MONTREAL -- As demand for the critical and strategic minerals used in the construction of electronic devices and batteries is set to grow rapidly over the next few years, the Legault government will shell out $90 million to get a better idea of ​​what is in Quebec soil.

Unveiled Thursday, the Quebec plan drew up a list of 22 minerals, such as lithium, graphite and nickel, prized in sectors such as telecommunications, aerospace, the medical field and the electrification of transport.

Thanks to better mapping, which should mainly be carried out in Nord-du-Québec as well as in the east of the province, the data compiled should lead to the realization of projects. The data will be made available to businesses and the public.

In the long term, much more public funds risk being injected into this strategy since various ministries, including that of the Economy and Innovation, have large sums to allocate to mining projects.

According to Ministry of Energy and Natural Resources data, the demand for cobalt, lithium as well as graphite could quintuple on a global scale by 2050.

Quebec feels it has to act quickly to take advantage of the demand.
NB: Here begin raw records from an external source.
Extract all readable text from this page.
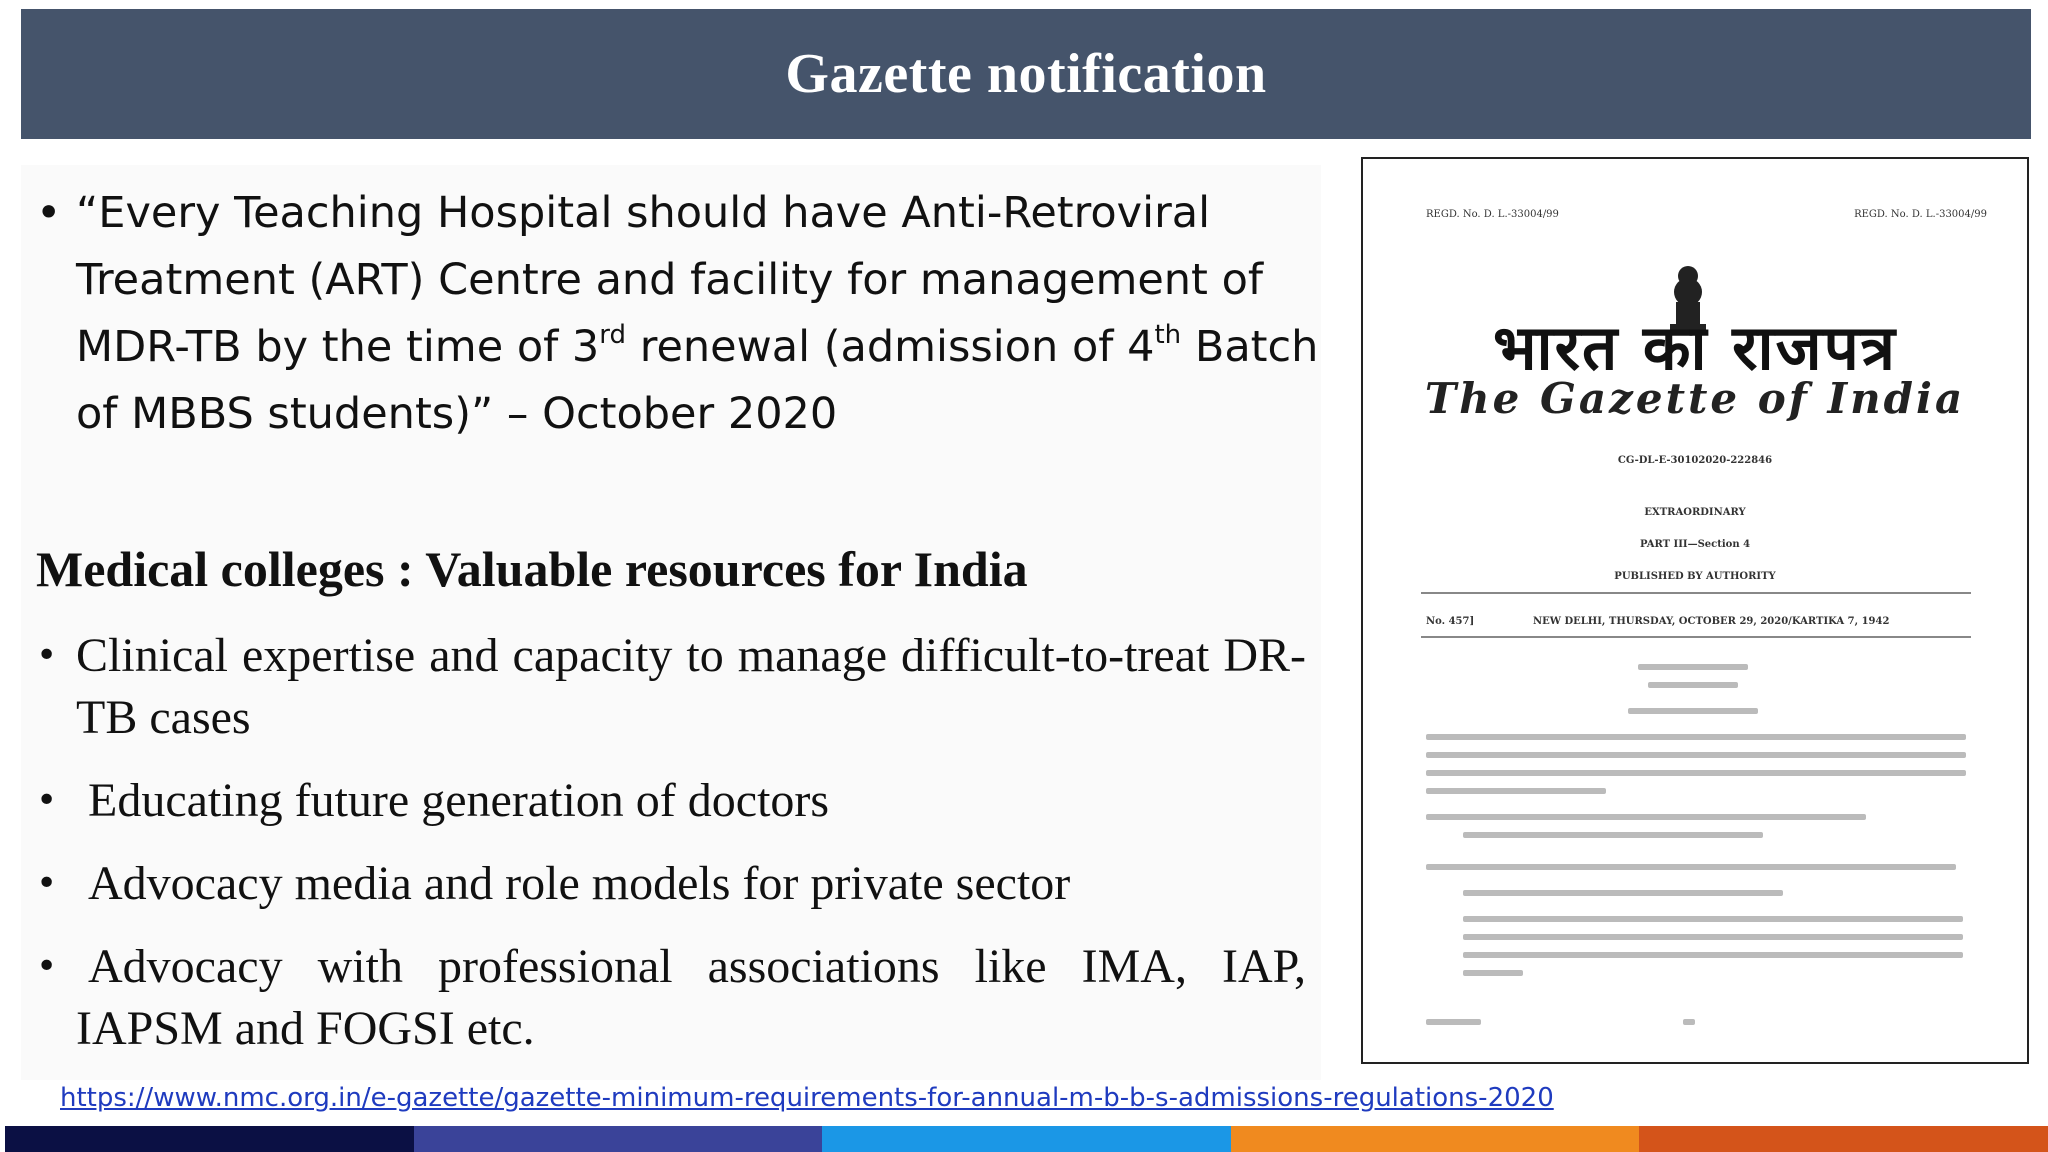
Gazette notification
• “Every Teaching Hospital should have Anti-Retroviral Treatment (ART) Centre and facility for management of MDR-TB by the time of 3rd renewal (admission of 4th Batch of MBBS students)” – October 2020
Medical colleges : Valuable resources for India
• Clinical expertise and capacity to manage difficult-to-treat DR-TB cases
• Educating future generation of doctors
• Advocacy media and role models for private sector
• Advocacy with professional associations like IMA, IAP, IAPSM and FOGSI etc.
https://www.nmc.org.in/e-gazette/gazette-minimum-requirements-for-annual-m-b-b-s-admissions-regulations-2020
REGD. No. D. L.-33004/99	REGD. No. D. L.-33004/99
भारत का राजपत्र
The Gazette of India
CG-DL-E-30102020-222846
EXTRAORDINARY
PART III—Section 4
PUBLISHED BY AUTHORITY
No. 457]	NEW DELHI, THURSDAY, OCTOBER 29, 2020/KARTIKA 7, 1942
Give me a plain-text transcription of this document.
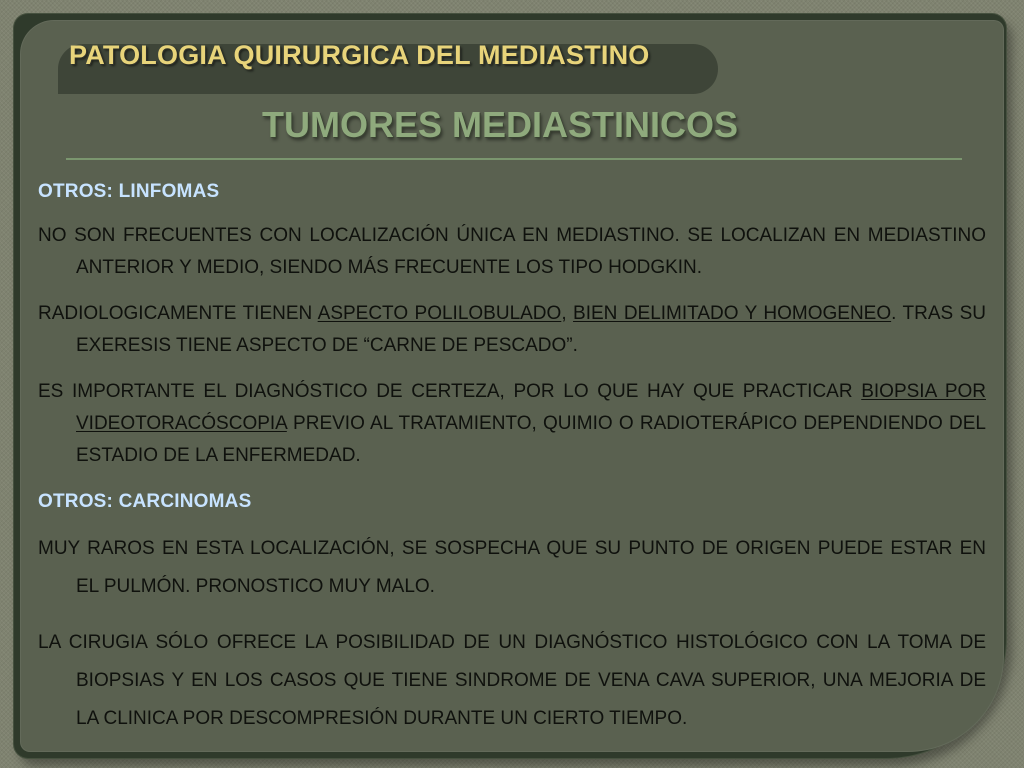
PATOLOGIA QUIRURGICA DEL MEDIASTINO
TUMORES MEDIASTINICOS

OTROS: LINFOMAS

NO SON FRECUENTES CON LOCALIZACIÓN ÚNICA EN MEDIASTINO. SE LOCALIZAN EN MEDIASTINO ANTERIOR Y MEDIO, SIENDO MÁS FRECUENTE LOS TIPO HODGKIN.

RADIOLOGICAMENTE TIENEN ASPECTO POLILOBULADO, BIEN DELIMITADO Y HOMOGENEO. TRAS SU EXERESIS TIENE ASPECTO DE “CARNE DE PESCADO”.

ES IMPORTANTE EL DIAGNÓSTICO DE CERTEZA, POR LO QUE HAY QUE PRACTICAR BIOPSIA POR VIDEOTORACÓSCOPIA PREVIO AL TRATAMIENTO, QUIMIO O RADIOTERÁPICO DEPENDIENDO DEL ESTADIO DE LA ENFERMEDAD.

OTROS: CARCINOMAS

MUY RAROS EN ESTA LOCALIZACIÓN, SE SOSPECHA QUE SU PUNTO DE ORIGEN PUEDE ESTAR EN EL PULMÓN. PRONOSTICO MUY MALO.

LA CIRUGIA SÓLO OFRECE LA POSIBILIDAD DE UN DIAGNÓSTICO HISTOLÓGICO CON LA TOMA DE BIOPSIAS Y EN LOS CASOS QUE TIENE SINDROME DE VENA CAVA SUPERIOR, UNA MEJORIA DE LA CLINICA POR DESCOMPRESIÓN DURANTE UN CIERTO TIEMPO.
Some lithium projects have already been deployed, but there are many challenges.

Nemaska ​​Lithium, for example, had to file for credit protection due to significant financial difficulties before being taken over by Quebec and a private partner.

The Legault government said that Quebec is the first province in the country to adopt such a policy.

Along with mapping efforts, the 11-part plan also includes a component that looks at recycling critical and strategic minerals.